(RightWingAmericans.com)- There will be a changing of the guard in Iowa come November.
After almost 20 years representing The Hawkeye State, Steve King will no longer occupy a seat in the House of Representatives after he was defeated in the Republican primary on Tuesday. Republican voters chose his challenger, state Senator Rudy Feenstra, who stopped King from winning a 10th term.
With just about all of the precincts reporting as of late Tuesday night, Feenstra was well ahead of King, 46% to 36%, in a decisive victory.
King had become a polarizing figure of late, criticized by both parties for his racist and offensive comments. But while powerful Republican constituents from groups such as the U.S. Chamber of Commerce and evangelical leaders united against King in the campaign, they didn’t attack him for his controversial remarks. Instead, they claimed King was an ineffective Congressman who didn’t hold any sway in Washington.
For his part, Feenstra also steered clear of King’s checkered past in his victory comments, saying:
“I thank Congressman King for his decades of public service. As we turn to the general election, I will remain focused on my plans to deliver results for the families, farmers and communities of Iowa.”
Despite the fact that the district King represented is a staunch Republican district — one that President Donald Trump won be almost 30 points in the 2016 election — Feenstra’s victory is seen as a positive one for the Republican party. That’s because King only narrowly defeated Democrat J.D. Scholten in the 2018 election, and Scholten is running again this year.
Political pundits feel King wrote his own ticket out of Congress last year, when he was quoted in the New York Times as making racist remarks. He wondered publicly hen the terms “white nationalism” and “white supremacy” became negative. That led to the Republican leadership removing King from many of the committees he sat on.
Eventually, it allowed a state senator to creep up close to him in polling leading up to the primary. Then, the organizations with the big pockets pounced, dumping money into ad campaigns to back Feenstra in his fight to oust King from his seat.

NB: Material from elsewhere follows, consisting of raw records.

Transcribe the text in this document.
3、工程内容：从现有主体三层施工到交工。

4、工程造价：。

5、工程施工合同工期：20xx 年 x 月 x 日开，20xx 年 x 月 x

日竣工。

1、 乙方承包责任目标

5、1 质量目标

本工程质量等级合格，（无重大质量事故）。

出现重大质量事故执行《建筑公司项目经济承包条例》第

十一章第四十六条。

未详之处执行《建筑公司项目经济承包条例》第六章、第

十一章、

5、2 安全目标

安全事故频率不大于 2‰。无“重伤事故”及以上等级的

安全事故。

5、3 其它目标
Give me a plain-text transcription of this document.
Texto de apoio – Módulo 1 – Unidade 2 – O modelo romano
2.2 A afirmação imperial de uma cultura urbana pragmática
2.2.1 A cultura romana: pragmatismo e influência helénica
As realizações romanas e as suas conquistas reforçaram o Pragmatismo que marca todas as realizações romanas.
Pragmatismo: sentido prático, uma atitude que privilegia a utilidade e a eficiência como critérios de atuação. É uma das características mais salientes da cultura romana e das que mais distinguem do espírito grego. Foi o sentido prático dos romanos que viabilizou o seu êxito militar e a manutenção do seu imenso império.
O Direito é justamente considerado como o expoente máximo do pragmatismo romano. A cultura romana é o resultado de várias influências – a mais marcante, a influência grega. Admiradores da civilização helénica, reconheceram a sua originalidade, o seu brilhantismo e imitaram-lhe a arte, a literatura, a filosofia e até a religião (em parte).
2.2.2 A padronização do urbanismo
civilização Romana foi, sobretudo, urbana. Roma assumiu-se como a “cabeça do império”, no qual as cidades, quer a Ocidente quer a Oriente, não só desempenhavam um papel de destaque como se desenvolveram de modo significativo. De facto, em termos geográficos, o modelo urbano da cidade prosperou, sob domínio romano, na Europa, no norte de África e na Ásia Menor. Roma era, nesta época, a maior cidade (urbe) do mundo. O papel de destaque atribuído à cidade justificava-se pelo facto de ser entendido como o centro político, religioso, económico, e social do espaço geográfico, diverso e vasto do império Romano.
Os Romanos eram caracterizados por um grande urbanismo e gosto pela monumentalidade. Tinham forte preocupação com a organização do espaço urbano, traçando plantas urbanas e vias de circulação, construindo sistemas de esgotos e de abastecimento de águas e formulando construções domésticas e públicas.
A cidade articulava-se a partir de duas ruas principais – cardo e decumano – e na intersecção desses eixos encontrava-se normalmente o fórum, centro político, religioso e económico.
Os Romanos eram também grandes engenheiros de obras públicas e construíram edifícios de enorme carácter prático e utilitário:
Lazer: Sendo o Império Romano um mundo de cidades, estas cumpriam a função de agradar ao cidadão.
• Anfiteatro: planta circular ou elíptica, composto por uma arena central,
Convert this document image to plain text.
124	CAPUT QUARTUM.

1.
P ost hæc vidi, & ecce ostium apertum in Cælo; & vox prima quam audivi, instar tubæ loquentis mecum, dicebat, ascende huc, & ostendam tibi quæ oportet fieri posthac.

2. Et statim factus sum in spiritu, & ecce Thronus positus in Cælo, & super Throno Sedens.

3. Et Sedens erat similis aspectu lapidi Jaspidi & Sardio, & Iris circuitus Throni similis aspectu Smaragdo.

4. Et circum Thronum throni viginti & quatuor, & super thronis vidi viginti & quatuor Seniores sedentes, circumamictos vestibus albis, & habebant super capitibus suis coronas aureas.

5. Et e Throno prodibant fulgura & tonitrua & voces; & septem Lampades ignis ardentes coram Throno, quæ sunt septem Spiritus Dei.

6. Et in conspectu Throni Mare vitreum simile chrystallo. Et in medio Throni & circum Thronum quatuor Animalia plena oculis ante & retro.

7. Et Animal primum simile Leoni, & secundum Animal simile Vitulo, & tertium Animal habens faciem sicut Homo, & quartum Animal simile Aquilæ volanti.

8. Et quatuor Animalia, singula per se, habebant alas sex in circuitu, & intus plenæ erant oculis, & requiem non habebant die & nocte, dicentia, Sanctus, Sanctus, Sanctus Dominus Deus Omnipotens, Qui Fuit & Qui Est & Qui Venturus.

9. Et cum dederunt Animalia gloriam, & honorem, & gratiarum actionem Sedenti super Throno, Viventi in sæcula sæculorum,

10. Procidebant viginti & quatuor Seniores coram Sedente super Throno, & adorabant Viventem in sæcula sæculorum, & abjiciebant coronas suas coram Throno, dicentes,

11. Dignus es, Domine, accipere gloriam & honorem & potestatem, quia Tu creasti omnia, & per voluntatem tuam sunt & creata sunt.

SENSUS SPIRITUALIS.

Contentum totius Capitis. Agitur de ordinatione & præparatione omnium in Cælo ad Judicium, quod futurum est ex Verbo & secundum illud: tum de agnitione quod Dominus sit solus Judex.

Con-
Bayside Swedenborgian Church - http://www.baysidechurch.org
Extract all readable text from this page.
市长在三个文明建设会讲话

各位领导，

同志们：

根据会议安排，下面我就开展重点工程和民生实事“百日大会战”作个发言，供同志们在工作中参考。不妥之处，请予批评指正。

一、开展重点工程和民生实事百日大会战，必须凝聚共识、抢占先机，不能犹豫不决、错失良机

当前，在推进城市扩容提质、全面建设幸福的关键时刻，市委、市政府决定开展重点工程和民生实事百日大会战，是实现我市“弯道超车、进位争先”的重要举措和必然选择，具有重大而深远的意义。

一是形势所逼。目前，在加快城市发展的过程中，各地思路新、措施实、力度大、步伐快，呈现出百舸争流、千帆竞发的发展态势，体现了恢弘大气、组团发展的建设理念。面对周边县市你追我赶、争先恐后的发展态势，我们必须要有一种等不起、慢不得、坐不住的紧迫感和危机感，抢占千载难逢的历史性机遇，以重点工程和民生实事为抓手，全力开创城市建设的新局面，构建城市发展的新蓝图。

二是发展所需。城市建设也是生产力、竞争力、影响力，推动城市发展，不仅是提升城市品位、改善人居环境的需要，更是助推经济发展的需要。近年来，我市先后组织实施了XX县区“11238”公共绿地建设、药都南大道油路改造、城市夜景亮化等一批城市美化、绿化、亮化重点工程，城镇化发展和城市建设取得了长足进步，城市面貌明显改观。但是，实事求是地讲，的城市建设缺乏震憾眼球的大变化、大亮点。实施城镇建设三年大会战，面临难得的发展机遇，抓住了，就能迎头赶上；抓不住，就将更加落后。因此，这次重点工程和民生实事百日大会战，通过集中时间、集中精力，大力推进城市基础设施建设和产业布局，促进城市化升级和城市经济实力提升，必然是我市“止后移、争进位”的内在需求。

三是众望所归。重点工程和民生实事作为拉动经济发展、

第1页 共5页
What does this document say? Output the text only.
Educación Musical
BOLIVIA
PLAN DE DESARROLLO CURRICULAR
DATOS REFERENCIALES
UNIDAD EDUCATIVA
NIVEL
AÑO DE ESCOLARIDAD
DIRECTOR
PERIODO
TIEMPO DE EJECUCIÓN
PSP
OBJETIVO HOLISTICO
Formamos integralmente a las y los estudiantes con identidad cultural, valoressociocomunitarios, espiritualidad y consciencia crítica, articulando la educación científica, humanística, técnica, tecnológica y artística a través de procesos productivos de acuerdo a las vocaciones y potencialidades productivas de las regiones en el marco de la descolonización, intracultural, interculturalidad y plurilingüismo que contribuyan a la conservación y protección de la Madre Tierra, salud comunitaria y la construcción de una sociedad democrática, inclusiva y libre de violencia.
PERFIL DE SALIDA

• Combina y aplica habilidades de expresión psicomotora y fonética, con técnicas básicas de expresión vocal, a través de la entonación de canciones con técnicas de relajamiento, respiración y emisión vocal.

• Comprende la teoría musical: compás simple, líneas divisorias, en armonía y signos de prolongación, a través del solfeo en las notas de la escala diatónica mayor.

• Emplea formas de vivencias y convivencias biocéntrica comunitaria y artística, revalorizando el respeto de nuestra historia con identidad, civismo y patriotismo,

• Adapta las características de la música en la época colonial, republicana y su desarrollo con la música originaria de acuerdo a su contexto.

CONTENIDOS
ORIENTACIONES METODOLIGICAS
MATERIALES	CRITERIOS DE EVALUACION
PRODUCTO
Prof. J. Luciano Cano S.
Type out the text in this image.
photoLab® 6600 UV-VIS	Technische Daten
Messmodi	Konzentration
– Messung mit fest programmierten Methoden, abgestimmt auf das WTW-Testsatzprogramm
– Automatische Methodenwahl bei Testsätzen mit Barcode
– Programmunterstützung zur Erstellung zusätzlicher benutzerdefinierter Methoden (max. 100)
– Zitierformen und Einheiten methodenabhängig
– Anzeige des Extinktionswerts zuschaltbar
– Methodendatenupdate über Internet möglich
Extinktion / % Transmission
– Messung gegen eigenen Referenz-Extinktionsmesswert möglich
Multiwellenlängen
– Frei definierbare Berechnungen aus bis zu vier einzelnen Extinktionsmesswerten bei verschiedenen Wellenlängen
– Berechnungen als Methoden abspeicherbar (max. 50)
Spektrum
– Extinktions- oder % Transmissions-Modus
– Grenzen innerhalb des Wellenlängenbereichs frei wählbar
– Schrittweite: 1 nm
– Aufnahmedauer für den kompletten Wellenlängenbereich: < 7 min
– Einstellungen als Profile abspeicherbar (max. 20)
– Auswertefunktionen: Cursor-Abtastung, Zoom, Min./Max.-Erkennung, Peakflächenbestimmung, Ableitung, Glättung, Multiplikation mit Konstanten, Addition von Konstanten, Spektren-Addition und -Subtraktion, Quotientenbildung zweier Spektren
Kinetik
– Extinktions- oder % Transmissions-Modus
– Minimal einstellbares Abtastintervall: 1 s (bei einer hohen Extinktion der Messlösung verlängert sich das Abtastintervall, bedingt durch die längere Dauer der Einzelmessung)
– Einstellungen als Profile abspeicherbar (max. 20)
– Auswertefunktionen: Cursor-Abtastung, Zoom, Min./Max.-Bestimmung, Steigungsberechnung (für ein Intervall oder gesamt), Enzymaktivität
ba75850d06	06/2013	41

Iowa was among nine states that held primaries on Tuesday, and the ramifications of the results could be huge for determining the controlling party in the Senate. One of the big potential swing contests in that regard is one of Iowa’s Senate seats, which is currently occupied by first-time Senator Joni Ernst.
Six years ago, Ernst won her position even though she was an outsider. She was well-known for an ad campaign that said she would make Washington “squeal” if she were elected to Congress.
Democratic voters in the state chose Theresa Greenfield to take on Ernst in November’s election for the important seat. Greenfield comfortably defeated her competition during Tuesday’s primary, and she had the backing of local labor organizations as well as national Democrats in her plight to do so.